Cette prise en compte de l’expérience
semble impossible pour ceux qui entreront dans le système pour
l’obtention d’une « training licence » ce qui va exclure, par exemple,
tous les ICNA entrant par la voie de l’examen professionnel (cas des
TSEEAC qui n’exercent pas une qualification de contrôle et qui de ce
fait ne pourront obtenir une training licence) et les TSEEAC qui auront
une correction supérieure à 3 dioptries pour la myopie qui ne pourront
pas exercer sur une liste 5/6.
C’est un recul social !
La voie déclarative sera également
généralisée ce qui engage la responsabilité du contrôleur et désengage
la DGAC. Le futur comité médical délivrera une attestation médicale et
non plus un avis.
Cette modification renforce le pouvoir
de ce comité médical et désengage une fois de plus la DGAC.
Dans le projet de texte la validité de
l’aptitude médicale est d’une durée de 2 ans jusqu’à 40 ans et 1 an
après 40 ans.
FO a demandé le maintien à 2 ans de
validité pour l’ensemble de la carrière.
Pour FO la France n’a pas été écoutée lors des négociations sur les
normes médicales. La totalité des mesures augmente la responsabilité des
contrôleurs et les pénalise en cours de carrière.
4/ Décret et arrêté relatifs à la licence de contrôleur de la
circulation aérienne.
Sur ces textes FO a fait de nombreuses
remarques :
1/ Ces textes concernent les ICNA, les
TSEEAC et les Agents contractuels. En effet il y a des agents
contractuels qui exercent actuellement des qualifications de contrôle et
doivent bénéficier d’une licence.
La DGAC va inclure les Agents
contractuels aux textes.
2/ FO a demandé que soient clairement
définis en cas de suspension de licence les termes « négligence, mise en
question, cas de faute » qui sont rédigés sur le projet de texte.
La DGAC (DCS) n’a pas répondu de
façon satisfaisante et doit revoir sa copie pour la prochaine réunion.
3/ FO a dénoncé la rédaction sur les
stages d’instructeur sur la position (OJTI) qui précise une évaluation
au moyen « d’examens adéquats ». A ce jour il n’y a pas d’évaluation
pour valider le stage OJTI.
La DCS présentera des explications
plus complètes.
4/ FO a demandé la garantie de pouvoir
débuter une formation pour obtenir une qualification Approche ou CCR
pour les contrôleurs ayant une licence ne comportant pas ces mentions.
(Cas d’un contrôleur ayant une qualification CCR qui souhaite aller dans
un organisme d’approche ou l’inverse).
La DGAC a confirmé cette possibilité
qui est importante pour la mobilité des personnels.
5/ Sur le dossier « mentions linguistiques », il est prévu le niveau
4 en langue anglaise et le niveau 4 en français ou 5 en français dans
certains cas.
La procédure de vérification du niveau
en langue anglaise (et française) est en cours d’étude.
La position de FO est la suivante :
Un contrôleur a subi une formation
initiale pour obtenir une qualification/ licence dans tous les domaines,
anglais inclus. De ce fait son niveau d’anglais doit être maintenu par
une formation continue de qualité dispensée par les formateurs de la
DGAC.
Pour FO une bonne formation qualifiante doit remplacer un mauvais
test.
6/ Date d’entrée en vigueur.
2 ans après la signature des textes de
la directive européenne la France devra mettre en œuvre les
dispositions. Elle aura 2 ans de plus pour la partie anglais.
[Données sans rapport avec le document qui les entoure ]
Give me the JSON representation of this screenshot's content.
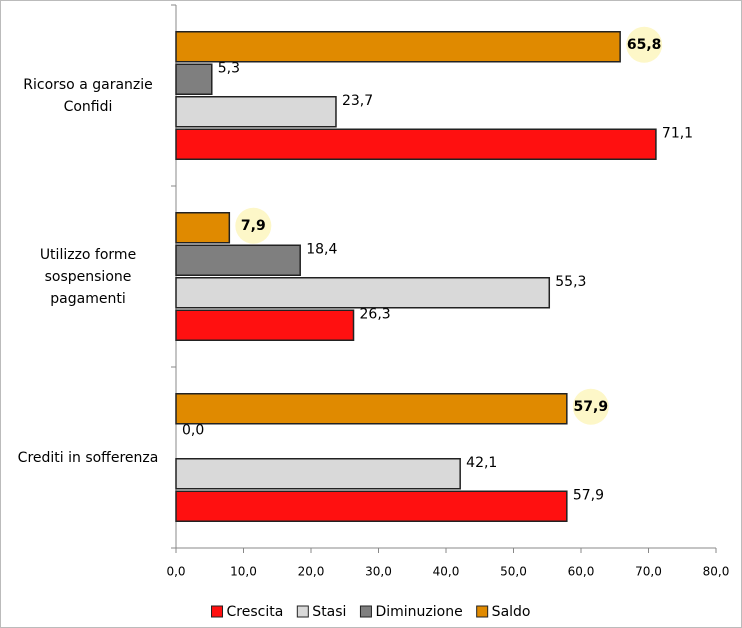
{
  "chart_data": {
    "type": "bar",
    "orientation": "horizontal",
    "categories": [
      "Ricorso a garanzie Confidi",
      "Utilizzo forme sospensione pagamenti",
      "Crediti in sofferenza"
    ],
    "series": [
      {
        "name": "Crescita",
        "color": "#ff1010",
        "values": [
          71.1,
          26.3,
          57.9
        ],
        "value_labels": [
          "71,1",
          "26,3",
          "57,9"
        ]
      },
      {
        "name": "Stasi",
        "color": "#d9d9d9",
        "values": [
          23.7,
          55.3,
          42.1
        ],
        "value_labels": [
          "23,7",
          "55,3",
          "42,1"
        ]
      },
      {
        "name": "Diminuzione",
        "color": "#7f7f7f",
        "values": [
          5.3,
          18.4,
          0.0
        ],
        "value_labels": [
          "5,3",
          "18,4",
          "0,0"
        ]
      },
      {
        "name": "Saldo",
        "color": "#e08a00",
        "values": [
          65.8,
          7.9,
          57.9
        ],
        "value_labels": [
          "65,8",
          "7,9",
          "57,9"
        ]
      }
    ],
    "xlim": [
      0,
      80
    ],
    "xticks": [
      {
        "value": 0,
        "label": "0,0"
      },
      {
        "value": 10,
        "label": "10,0"
      },
      {
        "value": 20,
        "label": "20,0"
      },
      {
        "value": 30,
        "label": "30,0"
      },
      {
        "value": 40,
        "label": "40,0"
      },
      {
        "value": 50,
        "label": "50,0"
      },
      {
        "value": 60,
        "label": "60,0"
      },
      {
        "value": 70,
        "label": "70,0"
      },
      {
        "value": 80,
        "label": "80,0"
      }
    ],
    "legend": "bottom"
  }
}
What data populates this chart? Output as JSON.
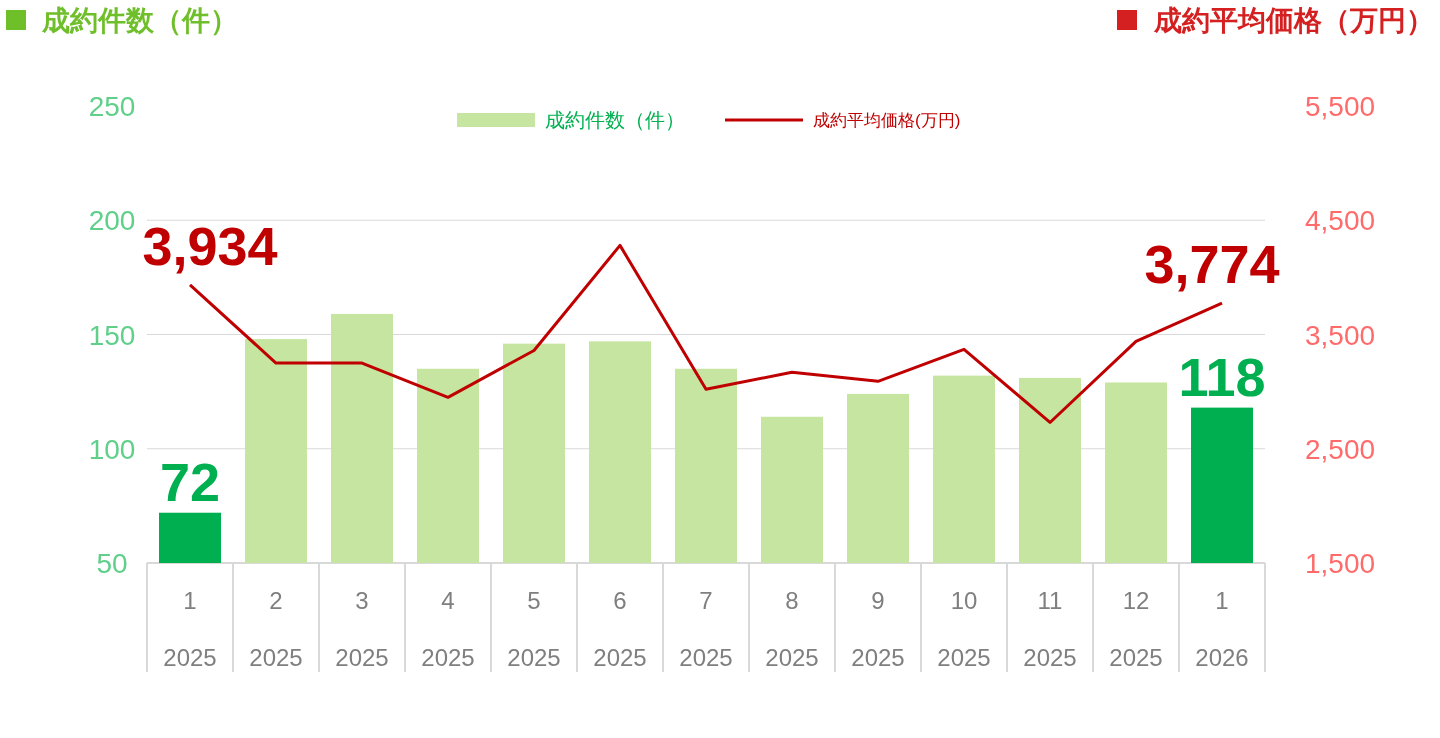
{
  "chart_data": {
    "type": "bar",
    "ylabel": "成約件数（件）",
    "y2label": "成約平均価格（万円）",
    "categories": [
      "1\n2025",
      "2\n2025",
      "3\n2025",
      "4\n2025",
      "5\n2025",
      "6\n2025",
      "7\n2025",
      "8\n2025",
      "9\n2025",
      "10\n2025",
      "11\n2025",
      "12\n2025",
      "1\n2026"
    ],
    "series": [
      {
        "name": "成約件数（件）",
        "color": "#c5e5a0",
        "colors": [
          "#00b050",
          "#c5e5a0",
          "#c5e5a0",
          "#c5e5a0",
          "#c5e5a0",
          "#c5e5a0",
          "#c5e5a0",
          "#c5e5a0",
          "#c5e5a0",
          "#c5e5a0",
          "#c5e5a0",
          "#c5e5a0",
          "#00b050"
        ],
        "values": [
          72,
          148,
          159,
          135,
          146,
          147,
          135,
          114,
          124,
          132,
          131,
          129,
          118
        ],
        "value_labels": [
          "72",
          null,
          null,
          null,
          null,
          null,
          null,
          null,
          null,
          null,
          null,
          null,
          "118"
        ]
      },
      {
        "name": "成約平均価格(万円)",
        "type": "line",
        "axis": "y2",
        "color": "#c00000",
        "values": [
          3934,
          3250,
          3250,
          2950,
          3360,
          4280,
          3020,
          3170,
          3090,
          3370,
          2730,
          3440,
          3774
        ],
        "value_labels": [
          "3,934",
          null,
          null,
          null,
          null,
          null,
          null,
          null,
          null,
          null,
          null,
          null,
          "3,774"
        ]
      }
    ],
    "ylim": [
      50,
      250
    ],
    "yticks": [
      50,
      100,
      150,
      200,
      250
    ],
    "y2lim": [
      1500,
      5500
    ],
    "y2ticks": [
      {
        "value": 1500,
        "label": "1,500"
      },
      {
        "value": 2500,
        "label": "2,500"
      },
      {
        "value": 3500,
        "label": "3,500"
      },
      {
        "value": 4500,
        "label": "4,500"
      },
      {
        "value": 5500,
        "label": "5,500"
      }
    ],
    "grid": "y",
    "legend": "top"
  }
}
Ce qui donne Avril 2008 et Avril 2010
si les textes sont approuvés et signés en Avril 2006.
En conclusion, deux
principaux facteurs vont conditionner la validité d’une licence :
- le domaine médical et le niveau d’anglais.
FO mettra tout en œuvre pour que ces deux éléments, facteurs de
sécurité, ne deviennent pas des contraintes inacceptables pour les
contrôleurs d’aujourd'hui et ceux de demain.
Prochaine réunion le 20 février 2006.